EKMUD önceki Başkanı Prof. Dr. Hürrem Bodur ve Üyesi Prof. Dr. Behice Kurtaran HIV enfeksiyonu hakkında şunları söyledi: “HIV enfeksiyonu tanı aldığı 1980’li yıllardaki öldürücü, tedavinin pek de yararlı olmadığı ve çağın vebası imajından, 2000’li yıllardan sonra kullanıma giren etkili tedavilerle sıyrılmayı başarırken, belki de dünyanın en uzun süren ve en çok can kayıplarından birine neden olan pandemi olma durumunu, özellikle de gelişmekte olan ve düşük gelir düzeyine sahip ülkelerde sürdürmektedir. Sahra altı Afrika dünya üzerindeki vakaların çoğuna ev sahipliği yapmaktadır. Batı ve Kuzey Avrupa ve Amerika Birleşik Devletleri’nde yeni vaka sayısı giderek azalırken, Doğu Avrupa ve Türkiye’nin de içinde bulunduğu bazı ülkelerde vaka sayısındaki artış devam etmektedir”.
“Diyabetin ayak komplikasyonu, dünyada her 30 saniyede bir ayak kaybına neden oluyor”
EKMUD Başkanı Prof. Dr. Canan Ağalar ve Genel Sekreteri Prof. Dr. İsmail Yaşar Avcı ise şunları ifade etti: “Diyabetik ayak enfeksiyonları en ciddi sağlık sorunları arasında yer almaktadır. Dünyada 450 milyondan fazla diyabetli bulunmaktadır. Bunların yüzde 90’ından fazlası da Tip II diyabet olup obezitenin artışına paralel olarak artmaya devam etmektedir. Türkiye 7 milyondan fazla diyabet hastası ile Avrupa’da diyabetin en sık görüldüğü ülkedir. Ülkemizde 1 milyon üzerinde diyabetik ayak yarası ve 500 bin diyabetik ayak enfeksiyonu bulunmaktadır. Diyabetin ayak komplikasyonu, dünyada her 30 saniyede bir ayak kaybına neden olmaktadır. Ülkemizde de yılda 12 bin civarında ampütasyon yapılmaktadır. Diyabet komplikasyonları nedeniyle yıllık 5 milyar TL civarında bir maliyet Sosyal Güvenlik Kurumu tarafından karşılanmaktadır”.

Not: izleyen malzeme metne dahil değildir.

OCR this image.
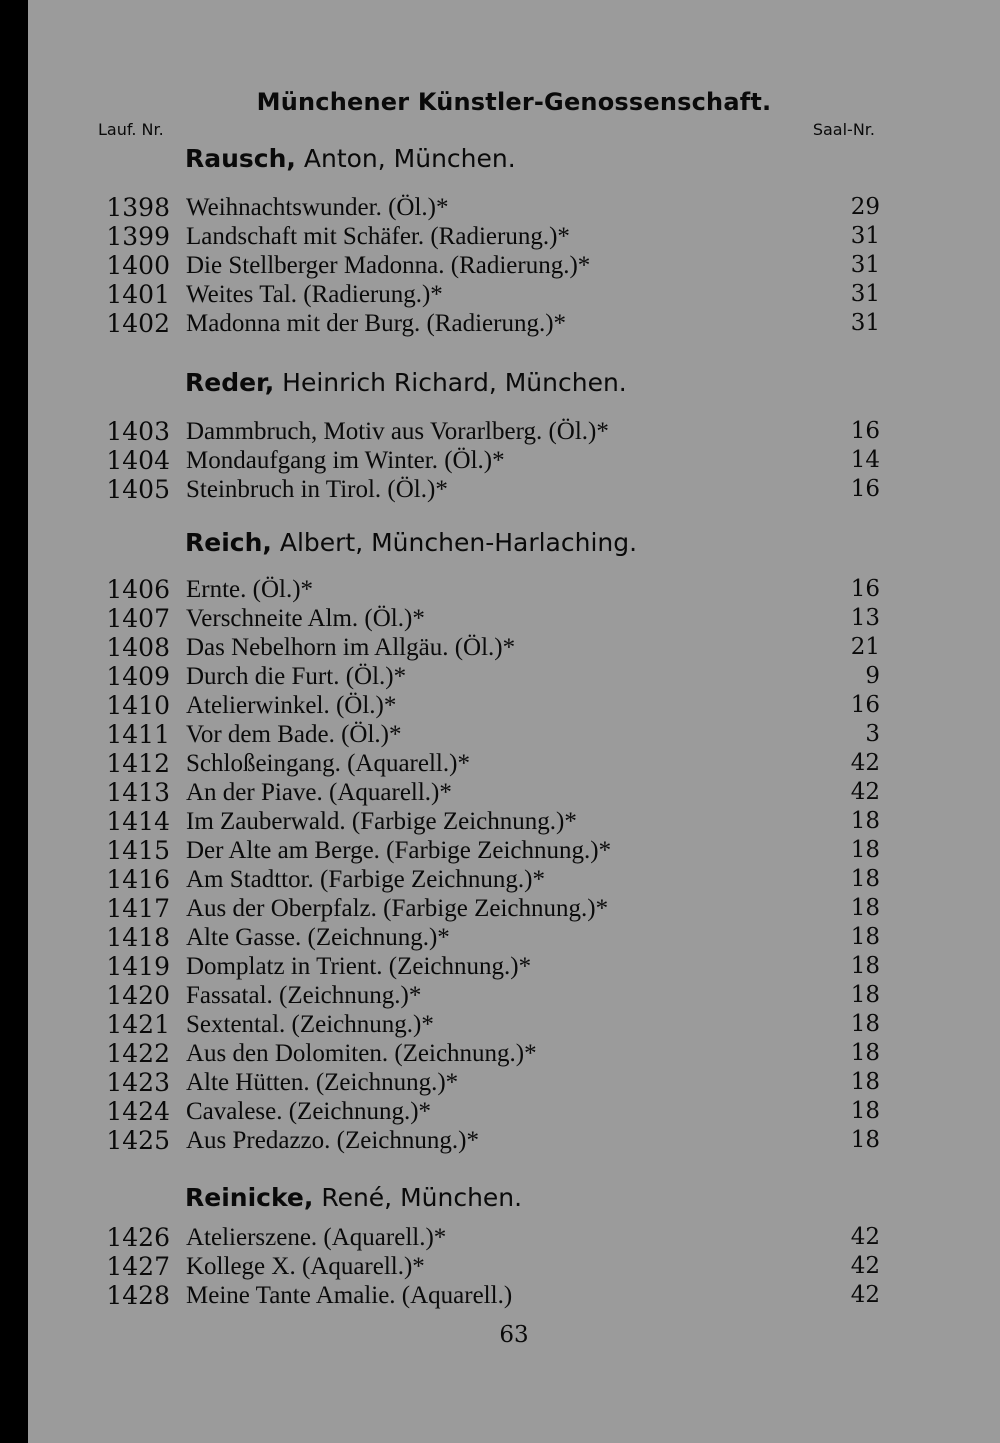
Münchener Künstler-Genossenschaft.
Lauf. Nr.	Saal-Nr.
Rausch, Anton, München.
1398 Weihnachtswunder. (Öl.)*	29
1399 Landschaft mit Schäfer. (Radierung.)*	31
1400 Die Stellberger Madonna. (Radierung.)*	31
1401 Weites Tal. (Radierung.)*	31
1402 Madonna mit der Burg. (Radierung.)*	31
Reder, Heinrich Richard, München.
1403 Dammbruch, Motiv aus Vorarlberg. (Öl.)*	16
1404 Mondaufgang im Winter. (Öl.)*	14
1405 Steinbruch in Tirol. (Öl.)*	16
Reich, Albert, München-Harlaching.
1406 Ernte. (Öl.)*	16
1407 Verschneite Alm. (Öl.)*	13
1408 Das Nebelhorn im Allgäu. (Öl.)*	21
1409 Durch die Furt. (Öl.)*	9
1410 Atelierwinkel. (Öl.)*	16
1411 Vor dem Bade. (Öl.)*	3
1412 Schloßeingang. (Aquarell.)*	42
1413 An der Piave. (Aquarell.)*	42
1414 Im Zauberwald. (Farbige Zeichnung.)*	18
1415 Der Alte am Berge. (Farbige Zeichnung.)*	18
1416 Am Stadttor. (Farbige Zeichnung.)*	18
1417 Aus der Oberpfalz. (Farbige Zeichnung.)*	18
1418 Alte Gasse. (Zeichnung.)*	18
1419 Domplatz in Trient. (Zeichnung.)*	18
1420 Fassatal. (Zeichnung.)*	18
1421 Sextental. (Zeichnung.)*	18
1422 Aus den Dolomiten. (Zeichnung.)*	18
1423 Alte Hütten. (Zeichnung.)*	18
1424 Cavalese. (Zeichnung.)*	18
1425 Aus Predazzo. (Zeichnung.)*	18
Reinicke, René, München.
1426 Atelierszene. (Aquarell.)*	42
1427 Kollege X. (Aquarell.)*	42
1428 Meine Tante Amalie. (Aquarell.)	42
63
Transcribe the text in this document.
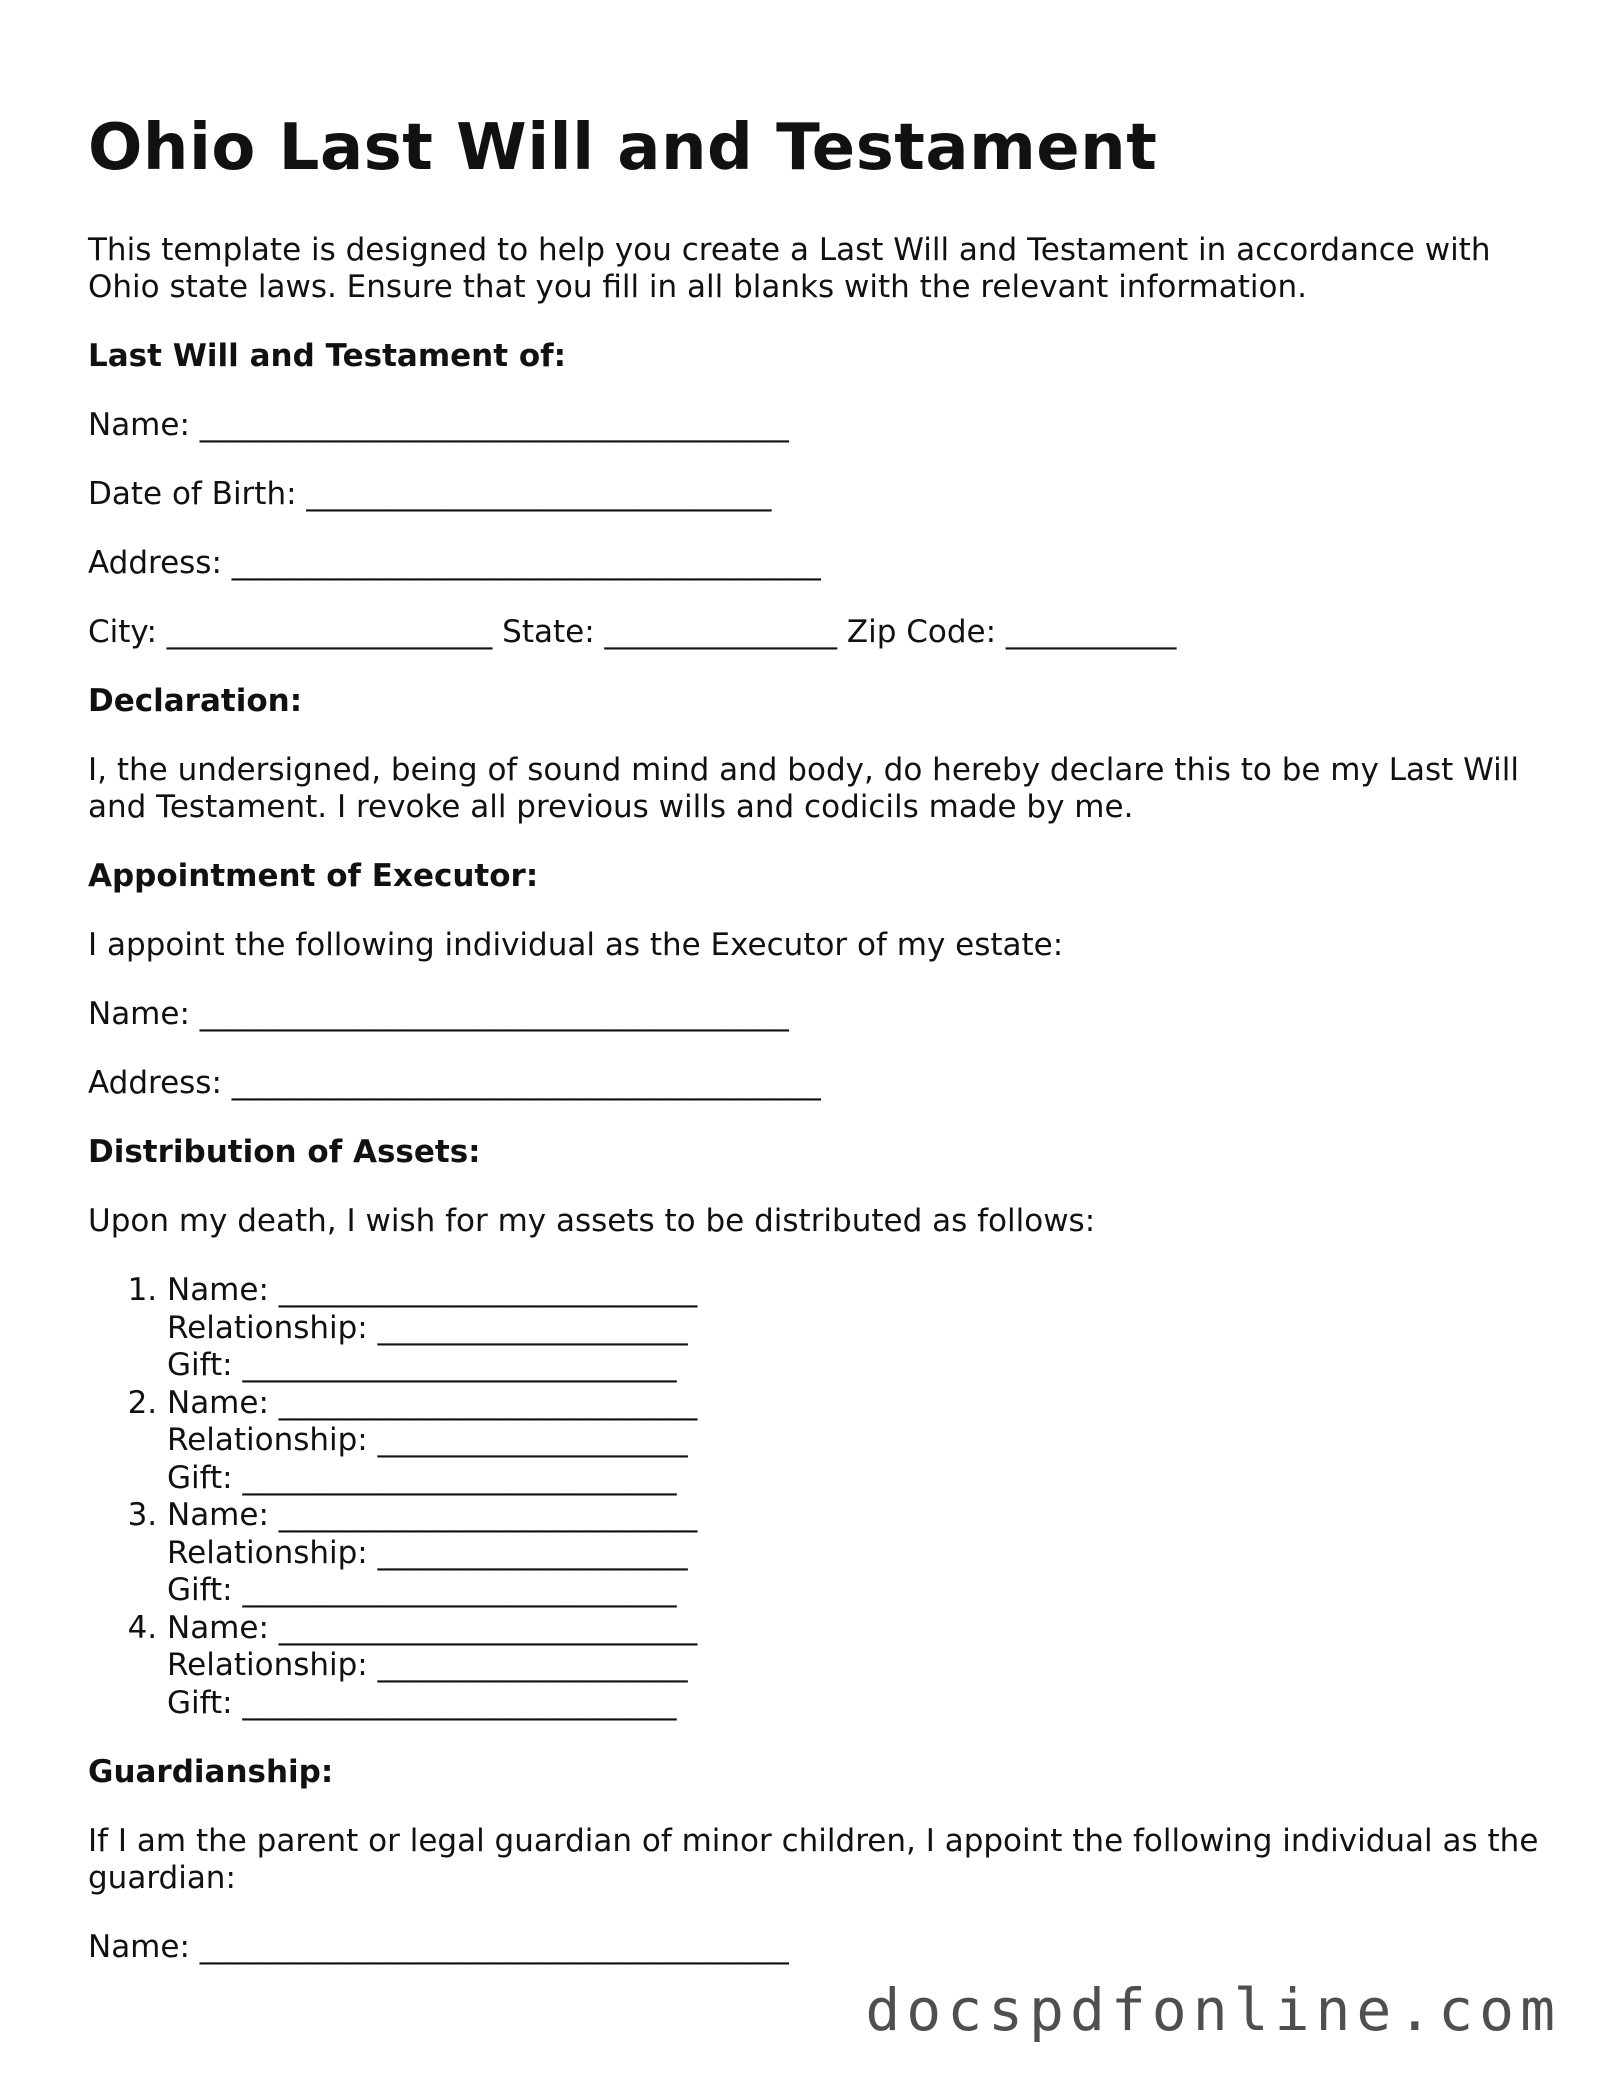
Ohio Last Will and Testament

This template is designed to help you create a Last Will and Testament in accordance with Ohio state laws. Ensure that you fill in all blanks with the relevant information.

Last Will and Testament of:

Name: ______________________________________

Date of Birth: ______________________________

Address: ______________________________________

City: _____________________ State: _______________ Zip Code: ___________

Declaration:

I, the undersigned, being of sound mind and body, do hereby declare this to be my Last Will and Testament. I revoke all previous wills and codicils made by me.

Appointment of Executor:

I appoint the following individual as the Executor of my estate:

Name: ______________________________________

Address: ______________________________________

Distribution of Assets:

Upon my death, I wish for my assets to be distributed as follows:

1. Name: ___________________________
Relationship: ____________________
Gift: ____________________________
2. Name: ___________________________
Relationship: ____________________
Gift: ____________________________
3. Name: ___________________________
Relationship: ____________________
Gift: ____________________________
4. Name: ___________________________
Relationship: ____________________
Gift: ____________________________

Guardianship:

If I am the parent or legal guardian of minor children, I appoint the following individual as the guardian:

Name: ______________________________________

docspdfonline.com
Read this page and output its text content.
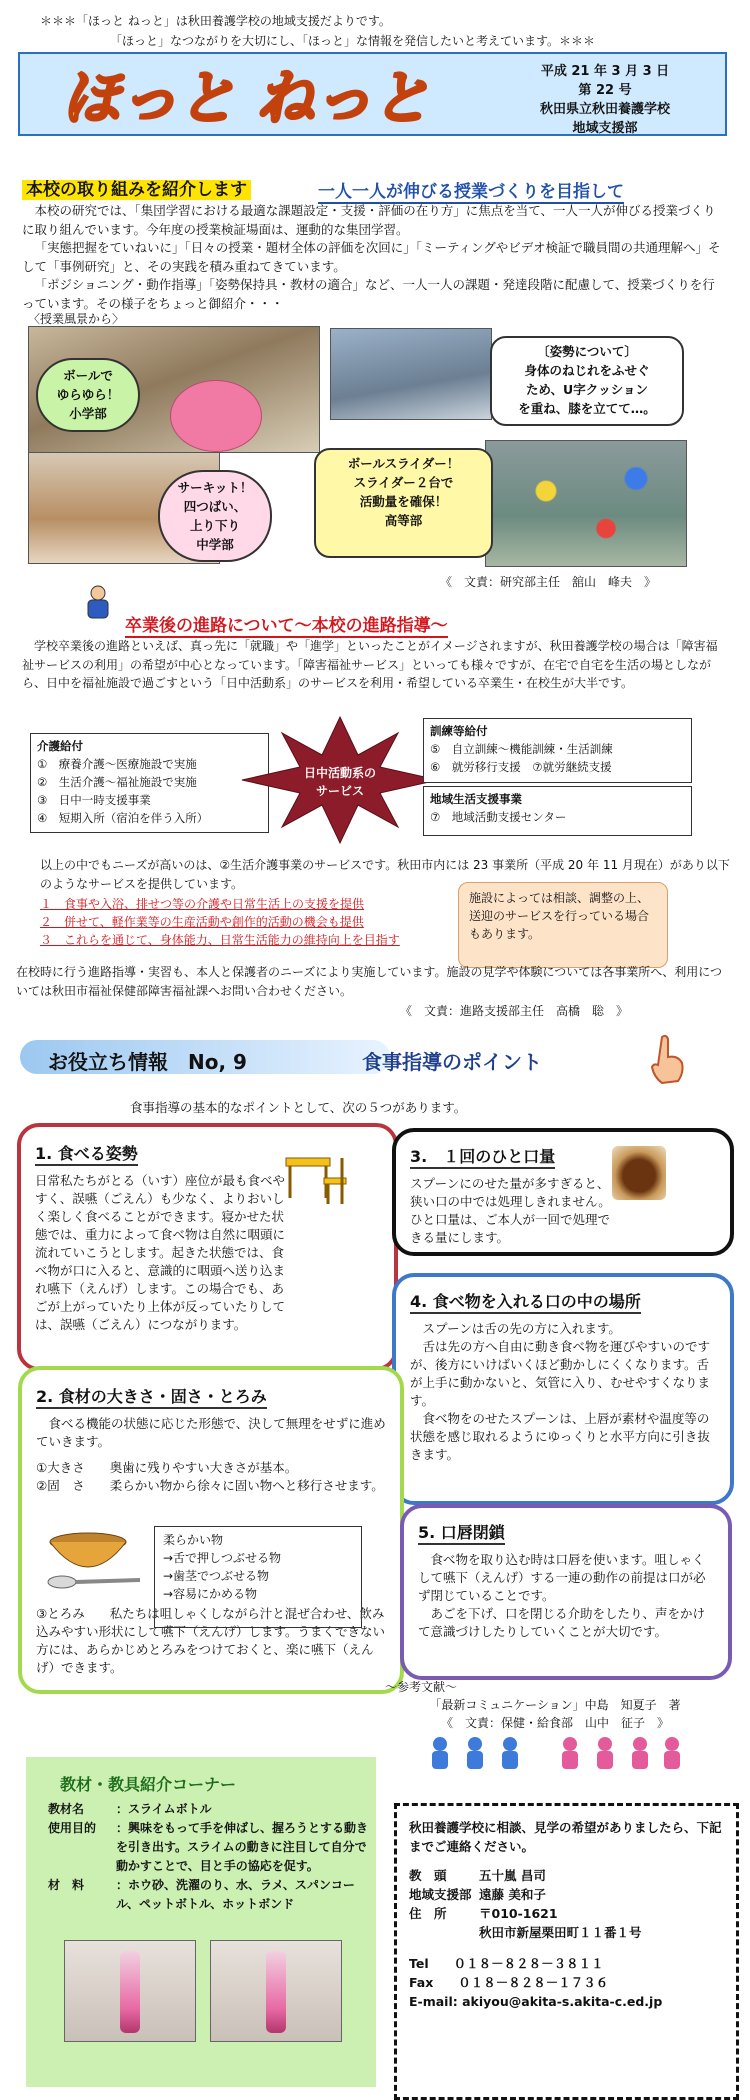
＊＊＊「ほっと ねっと」は秋田養護学校の地域支援だよりです。
「ほっと」なつながりを大切にし、「ほっと」な情報を発信したいと考えています。＊＊＊
ほっと ねっと	平成 21 年 3 月 3 日
第 22 号
秋田県立秋田養護学校
地域支援部
本校の取り組みを紹介します	一人一人が伸びる授業づくりを目指して

本校の研究では、「集団学習における最適な課題設定・支援・評価の在り方」に焦点を当て、一人一人が伸びる授業づくりに取り組んでいます。今年度の授業検証場面は、運動的な集団学習。

「実態把握をていねいに」「日々の授業・題材全体の評価を次回に」「ミーティングやビデオ検証で職員間の共通理解へ」そして「事例研究」と、その実践を積み重ねてきています。

「ポジショニング・動作指導」「姿勢保持具・教材の適合」など、一人一人の課題・発達段階に配慮して、授業づくりを行っています。その様子をちょっと御紹介・・・

〈授業風景から〉
ボールで
ゆらゆら！
小学部
〔姿勢について〕
身体のねじれをふせぐ
ため、U字クッション
を重ね、膝を立てて…。
サーキット！
四つばい、
上り下り
中学部
ボールスライダー！
スライダー２台で
活動量を確保！
高等部
《　文責：研究部主任　舘山　峰夫　》
卒業後の進路について～本校の進路指導～
学校卒業後の進路といえば、真っ先に「就職」や「進学」といったことがイメージされますが、秋田養護学校の場合は「障害福祉サービスの利用」の希望が中心となっています。「障害福祉サービス」といっても様々ですが、在宅で自宅を生活の場としながら、日中を福祉施設で過ごすという「日中活動系」のサービスを利用・希望している卒業生・在校生が大半です。
介護給付
①　療養介護～医療施設で実施
②　生活介護～福祉施設で実施
③　日中一時支援事業
④　短期入所（宿泊を伴う入所）
日中活動系の
サービス
訓練等給付
⑤　自立訓練～機能訓練・生活訓練
⑥　就労移行支援　⑦就労継続支援
地域生活支援事業
⑦　地域活動支援センター
以上の中でもニーズが高いのは、②生活介護事業のサービスです。秋田市内には 23 事業所（平成 20 年 11 月現在）があり以下のようなサービスを提供しています。
１　食事や入浴、排せつ等の介護や日常生活上の支援を提供
２　併せて、軽作業等の生産活動や創作的活動の機会も提供
３　これらを通じて、身体能力、日常生活能力の維持向上を目指す
施設によっては相談、調整の上、送迎のサービスを行っている場合もあります。
在校時に行う進路指導・実習も、本人と保護者のニーズにより実施しています。施設の見学や体験については各事業所へ、利用については秋田市福祉保健部障害福祉課へお問い合わせください。
《　文責：進路支援部主任　高橋　聡　》
お役立ち情報　No, 9	食事指導のポイント
食事指導の基本的なポイントとして、次の５つがあります。
1. 食べる姿勢
日常私たちがとる（いす）座位が最も食べやすく、誤嚥（ごえん）も少なく、よりおいしく楽しく食べることができます。寝かせた状態では、重力によって食べ物は自然に咽頭に流れていこうとします。起きた状態では、食べ物が口に入ると、意識的に咽頭へ送り込まれ嚥下（えんげ）します。この場合でも、あごが上がっていたり上体が反っていたりしては、誤嚥（ごえん）につながります。
3.　１回のひと口量
スプーンにのせた量が多すぎると、狭い口の中では処理しきれません。ひと口量は、ご本人が一回で処理できる量にします。
4. 食べ物を入れる口の中の場所

スプーンは舌の先の方に入れます。

舌は先の方へ自由に動き食べ物を運びやすいのですが、後方にいけばいくほど動かしにくくなります。舌が上手に動かないと、気管に入り、むせやすくなります。

食べ物をのせたスプーンは、上唇が素材や温度等の状態を感じ取れるようにゆっくりと水平方向に引き抜きます。

2. 食材の大きさ・固さ・とろみ

食べる機能の状態に応じた形態で、決して無理をせずに進めていきます。

①大きさ　　奥歯に残りやすい大きさが基本。

②固　さ　　柔らかい物から徐々に固い物へと移行させます。

③とろみ　　私たちは咀しゃくしながら汁と混ぜ合わせ、飲み込みやすい形状にして嚥下（えんげ）します。うまくできない方には、あらかじめとろみをつけておくと、楽に嚥下（えんげ）できます。

柔らかい物
→舌で押しつぶせる物
→歯茎でつぶせる物
→容易にかめる物
5. 口唇閉鎖

食べ物を取り込む時は口唇を使います。咀しゃくして嚥下（えんげ）する一連の動作の前提は口が必ず閉じていることです。

あごを下げ、口を閉じる介助をしたり、声をかけて意識づけしたりしていくことが大切です。

～参考文献～
「最新コミュニケーション」中島　知夏子　著
《　文責：保健・給食部　山中　征子　》
教材・教具紹介コーナー
教材名	：スライムボトル
使用目的	：興味をもって手を伸ばし、握ろうとする動きを引き出す。スライムの動きに注目して自分で動かすことで、目と手の協応を促す。
材　料	：ホウ砂、洗濯のり、水、ラメ、スパンコール、ペットボトル、ホットボンド
秋田養護学校に相談、見学の希望がありましたら、下記までご連絡ください。
教　頭	五十嵐 昌司
地域支援部 遠藤 美和子
住　所	〒010-1621
秋田市新屋栗田町１１番１号
Tel　　０１８－８２８－３８１１
Fax　　０１８－８２８－１７３６
E-mail: akiyou@akita-s.akita-c.ed.jp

“Sepsis enfeksiyonu tüm dünyada önlenebilir ölümlerin bir numaralı nedenidir”
Doç. Dr. Yasemin Çağ, “Enfeksiyonlar sepsis adı verilen ölümcül bir tabloya neden olabilirler. Sepsis, vücudun bir enfeksiyona verdiği aşırı tepkidir. Vücudunuzun herhangi bir bölgesindeki enfeksiyon bir zincirleme reaksiyonu tetiklediğinde sepsis meydana gelir ve zamanında tedavi edilmezse hızla doku hasarına, organ yetmezliğine ve ölüme yol açabilir. Dünya çapında her yıl en az 11 milyon kişi sepsis nedeniyle ölmektedir. Ancak insanların çok azı sepsis hakkında gerçekten bilgi sahibidir. Sepsis erken teşhis edilir ve tedavi edilirse sepsise bağlı ölümlerin yaklaşık yarısı önlenebilmektedir. Sepsis tüm dünyada önlenebilir ölümlerin bir numaralı nedenidir. Özellikle 65 yaş üstü yetişkinler ve diyabet, akciğer hastalığı, kanser ve böbrek hastalığı gibi kronik tıbbi rahatsızlıkları olan veya bağışıklık sistemi bozuk olan kişiler sepsis açısından daha yüksek risk altındadır. Sepsisin başlıca bulguları; yüksek kalp hızı, tansiyon düşüklüğü, ateş, titreme veya vücut sıcaklığının çok düşük olması, bilinç bozukluğu, nefes darlığıdır. Sizde veya sevdiklerinizde bu sayılan belirti ve bulgulardan birkaçı mevcutsa acil tıbbi yardım için bir sağlık kuruluşuna başvurmanız hayat kurtarıcı olabilir” şeklinde konuştu.
“İnvaziv mantar tedavisinin hemen başlanması hayat kurtarıcı olabilir”
Prof. Dr. Nurettin Erben ise, “İnvaziv mantar enfeksiyonları, bağışıklık sistemi zayıflamış kişilerde görülür. Bağışıklık sisteminin baskılandığı en ağır durum ’nötrofil’ adı verilen beyaz kan hücrelerinin yeterli olmadığında ortaya çıkar. Nötrofiller vücudunuzun enfeksiyonlar ile savaşmasına yardımcı olur. Bazı kanser türlerinde veya bazı hastalıkların tedavisi, nötrofil sayısının yetersiz olmasına neden olabilir. Bağışık sistemi ayrıca, kemik iliği nakli veya organ nakli olan kişilerde de baskılanır. Bağışıklık sistemi zayıflamış kişilerde hem mayalar hem de küfler, ciddi invaziv mantar enfeksiyonlarına neden olur. Aspergillus, lösemi hastalarında en sık görülen küf grubu mantardır ve kemoterapi alan lösemi hastalarının yaklaşık yüzde 10’unda görülmektedir. Sağlıklı bireylerde hastalık tablosu oluşturamayan Aspergillus, kanser hastalarında akciğerleri tutarak hastalık oluşturur” dedi.